Le Conseil d’Etat limite le contrôle du juge administratif sur la pondération des critères d’attribution d’un marché public

Saisi d’un pourvoi contre l’arrêt n°17NT01869 de la Cour administrative d’appel de Nantes du 29 mars 2019 (précédemment commentée), le Conseil d’Etat, dans un arrêt du 10 juin 2020, retient une approche limitée du contrôle du juge quant à la pondération des critères mise en place par les acheteurs publics.

Dans cette affaire, la pondération des critères était la suivante : 90% pour le critère technique et 10% pour le critère prix. La juridiction d’appel avait considéré qu’une telle pondération était « disproportionnée » et que l’acheteur n’établissait pas sa « nécessité au regard de l'objet du marché de prestations de formation ».

Le Conseil d’Etat retient quant à lui, à propos des critères d’attribution d’un marché, que :

« Ces critères doivent être liés à l'objet du marché ou à ses conditions d'exécution, être définis avec suffisamment de précision pour ne pas laisser une marge de choix indéterminée et ne pas créer de rupture d'égalité entre les candidats. Le pouvoir adjudicateur détermine librement la pondération des critères de choix des offres. Toutefois, il ne peut légalement retenir une pondération, en particulier pour le critère du prix ou du coût, qui ne permettrait manifestement pas, eu égard aux caractéristiques du marché, de retenir l'offre économiquement la plus avantageuse».

Ainsi, si les critères d’attribution doivent être suffisamment précis pour ne pas porter atteinte au principe d’égalité entre les candidats, l’acheteur, comme déjà affirmé à plusieurs reprises (cf. notamment CE, 28 avril 2006, Commune de Toulouse, n°280197), choisit librement la pondération de ces derniers.

Le Conseil d’Etat précise cependant que la pondération des critères ne doit pas empêcher, de façon manifeste, de retenir l’offre économiquement la plus avantageuse, ce qui limite par conséquent l’office du juge à l’erreur manifeste d’appréciation (contrôle restreint).

N’ayant pas identifié de telle erreur manifeste dans le cas d’espèce, le Conseil d’Etat conclut que :

« […] en jugeant qu'une telle pondération était irrégulière au motif qu'elle était " particulièrement disproportionnée ", que le ministre de la défense n'en établissait pas la nécessité et qu'elle conduisait à " neutraliser manifestement " le critère du prix, la cour administrative d'appel de Nantes a commis une erreur de droit. ».

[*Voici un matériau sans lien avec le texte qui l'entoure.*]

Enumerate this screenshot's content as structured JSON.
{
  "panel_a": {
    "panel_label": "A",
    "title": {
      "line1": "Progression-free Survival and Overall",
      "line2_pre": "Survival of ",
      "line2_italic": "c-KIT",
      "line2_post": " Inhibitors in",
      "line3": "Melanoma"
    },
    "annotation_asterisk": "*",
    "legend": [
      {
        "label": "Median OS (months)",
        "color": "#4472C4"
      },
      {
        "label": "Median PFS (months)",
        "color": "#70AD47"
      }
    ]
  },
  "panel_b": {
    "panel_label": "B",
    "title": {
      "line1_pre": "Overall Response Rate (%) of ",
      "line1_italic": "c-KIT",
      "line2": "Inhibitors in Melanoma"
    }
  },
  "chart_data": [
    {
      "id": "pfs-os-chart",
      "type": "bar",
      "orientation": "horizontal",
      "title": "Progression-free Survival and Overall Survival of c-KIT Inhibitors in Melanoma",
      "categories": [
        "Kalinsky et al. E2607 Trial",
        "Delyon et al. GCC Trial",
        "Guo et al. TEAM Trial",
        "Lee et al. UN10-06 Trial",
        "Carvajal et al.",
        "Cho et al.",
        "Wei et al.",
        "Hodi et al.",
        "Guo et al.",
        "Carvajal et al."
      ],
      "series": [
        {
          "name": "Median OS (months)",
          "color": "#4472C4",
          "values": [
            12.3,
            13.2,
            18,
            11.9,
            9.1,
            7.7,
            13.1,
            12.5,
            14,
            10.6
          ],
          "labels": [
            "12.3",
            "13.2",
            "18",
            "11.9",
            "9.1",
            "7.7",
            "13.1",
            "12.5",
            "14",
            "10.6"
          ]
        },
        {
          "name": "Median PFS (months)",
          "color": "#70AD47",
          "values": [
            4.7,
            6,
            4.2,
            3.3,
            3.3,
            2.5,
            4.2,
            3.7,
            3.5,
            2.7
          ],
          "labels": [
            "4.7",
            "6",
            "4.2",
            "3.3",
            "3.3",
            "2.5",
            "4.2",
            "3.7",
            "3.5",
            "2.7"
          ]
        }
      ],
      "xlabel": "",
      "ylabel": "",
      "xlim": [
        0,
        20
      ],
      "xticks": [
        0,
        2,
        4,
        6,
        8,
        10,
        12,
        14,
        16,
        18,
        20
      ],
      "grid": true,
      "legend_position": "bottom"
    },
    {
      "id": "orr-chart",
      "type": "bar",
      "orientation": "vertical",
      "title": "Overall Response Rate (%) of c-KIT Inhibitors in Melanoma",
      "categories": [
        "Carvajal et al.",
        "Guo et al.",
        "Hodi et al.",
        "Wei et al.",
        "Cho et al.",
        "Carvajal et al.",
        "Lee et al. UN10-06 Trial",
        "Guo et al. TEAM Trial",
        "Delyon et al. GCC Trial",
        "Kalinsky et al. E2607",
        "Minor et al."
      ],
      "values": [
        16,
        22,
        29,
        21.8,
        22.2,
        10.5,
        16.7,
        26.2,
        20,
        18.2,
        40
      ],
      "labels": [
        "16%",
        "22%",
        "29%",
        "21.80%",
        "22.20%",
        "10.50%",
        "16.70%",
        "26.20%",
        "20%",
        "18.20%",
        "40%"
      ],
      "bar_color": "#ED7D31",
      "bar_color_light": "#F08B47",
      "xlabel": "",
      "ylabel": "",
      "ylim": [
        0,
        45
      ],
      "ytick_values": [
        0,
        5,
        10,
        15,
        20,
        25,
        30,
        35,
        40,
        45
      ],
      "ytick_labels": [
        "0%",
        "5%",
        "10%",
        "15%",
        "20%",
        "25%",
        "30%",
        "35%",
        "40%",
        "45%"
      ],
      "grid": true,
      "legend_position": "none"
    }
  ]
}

Cet arrêt du 10 juin 2020 encadre donc davantage les pouvoirs du juge lorsqu’il est saisi afin de contrôler pondération des critères d’attribution d’un marché public que les modalités de cette pondération, sur lesquelles il n’apporte aucune précision nouvelle.

Les acheteurs savent que la pondération ne peut conduire à ne pas retenir l’offre économiquement la plus avantageuse mais n’ont pas plus d’indices quant à la bascule qui peut rendre leur pondération, notamment entre les aspects qualitatifs et le prix, irrégulière. Dès lors, lorsque la pondération est très forte, la prudence s’impose, même si l’office du juge est limité à l’erreur manifeste.